When Colbert tells the assembled White House press corps to stop questioning what the official spokesmen say, he advises his audience to go home and write that book they've always dreamed of, the one about the brave Washington reporter who isn't afraid to tell the truth, no matter the cost.

"You know," he says, "fiction!"

So that was a hard shot, and I'm glad it made some people squirm.

But let's talk about the other, unintended effect of Colbert's performance. Because of the viral publicity it has engendered -- concentric waves of awareness spreading out over a matter of days, unconstrained by mass-media news cycles -- people across the country are witnessing something that probably appears unfamiliar to most: The image of the political establishment and the media establishment in their true, cheek-to-jowl guise.

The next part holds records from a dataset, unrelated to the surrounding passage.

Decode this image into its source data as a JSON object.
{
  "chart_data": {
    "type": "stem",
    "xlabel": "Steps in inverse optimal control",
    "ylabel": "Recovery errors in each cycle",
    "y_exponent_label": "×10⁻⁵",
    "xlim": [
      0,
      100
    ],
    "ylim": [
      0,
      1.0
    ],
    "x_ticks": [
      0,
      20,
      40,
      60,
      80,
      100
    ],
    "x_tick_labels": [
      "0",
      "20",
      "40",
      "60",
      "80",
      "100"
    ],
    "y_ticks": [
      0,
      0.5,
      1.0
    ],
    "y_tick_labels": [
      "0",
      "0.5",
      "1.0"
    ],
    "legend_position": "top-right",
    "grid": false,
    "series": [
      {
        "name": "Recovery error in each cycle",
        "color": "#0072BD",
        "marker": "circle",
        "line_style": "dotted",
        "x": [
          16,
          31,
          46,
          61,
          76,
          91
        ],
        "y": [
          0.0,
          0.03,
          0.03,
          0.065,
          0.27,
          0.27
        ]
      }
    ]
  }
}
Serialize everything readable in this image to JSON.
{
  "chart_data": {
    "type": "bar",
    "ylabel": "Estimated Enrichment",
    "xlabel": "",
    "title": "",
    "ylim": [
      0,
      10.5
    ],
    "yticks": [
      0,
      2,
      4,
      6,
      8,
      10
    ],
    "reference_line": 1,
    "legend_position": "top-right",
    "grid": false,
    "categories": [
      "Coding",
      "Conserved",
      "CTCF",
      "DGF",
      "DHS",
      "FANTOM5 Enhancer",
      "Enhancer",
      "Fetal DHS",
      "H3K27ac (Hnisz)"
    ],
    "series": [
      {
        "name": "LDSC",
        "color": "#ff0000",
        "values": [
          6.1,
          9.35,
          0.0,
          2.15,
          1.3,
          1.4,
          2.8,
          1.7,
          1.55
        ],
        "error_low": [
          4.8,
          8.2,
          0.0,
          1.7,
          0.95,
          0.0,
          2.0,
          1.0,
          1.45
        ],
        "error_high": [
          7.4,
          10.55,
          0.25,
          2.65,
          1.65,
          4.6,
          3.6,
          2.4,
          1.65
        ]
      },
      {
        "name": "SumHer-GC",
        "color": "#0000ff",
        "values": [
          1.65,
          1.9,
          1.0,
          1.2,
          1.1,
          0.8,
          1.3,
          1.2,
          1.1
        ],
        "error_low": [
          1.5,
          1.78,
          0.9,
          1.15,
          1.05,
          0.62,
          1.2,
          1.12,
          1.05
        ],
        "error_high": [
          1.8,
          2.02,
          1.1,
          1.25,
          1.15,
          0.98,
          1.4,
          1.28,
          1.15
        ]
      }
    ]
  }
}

Listen: When the fox and the watchdog get dressed up and sit down for a collegial banquet of rubber chicken, that doesn't bode well for the henhouse. And because of Colbert's ballsy, truth-telling stunt, that's what Americans saw.

Here's a suggestion: Rather than carving up Colbert, why don't America's top Washington reporters swear off events like the WH Correspondents Dinner? If you don't want to be seen as a lapdog, try getting off of the goddamn lap first.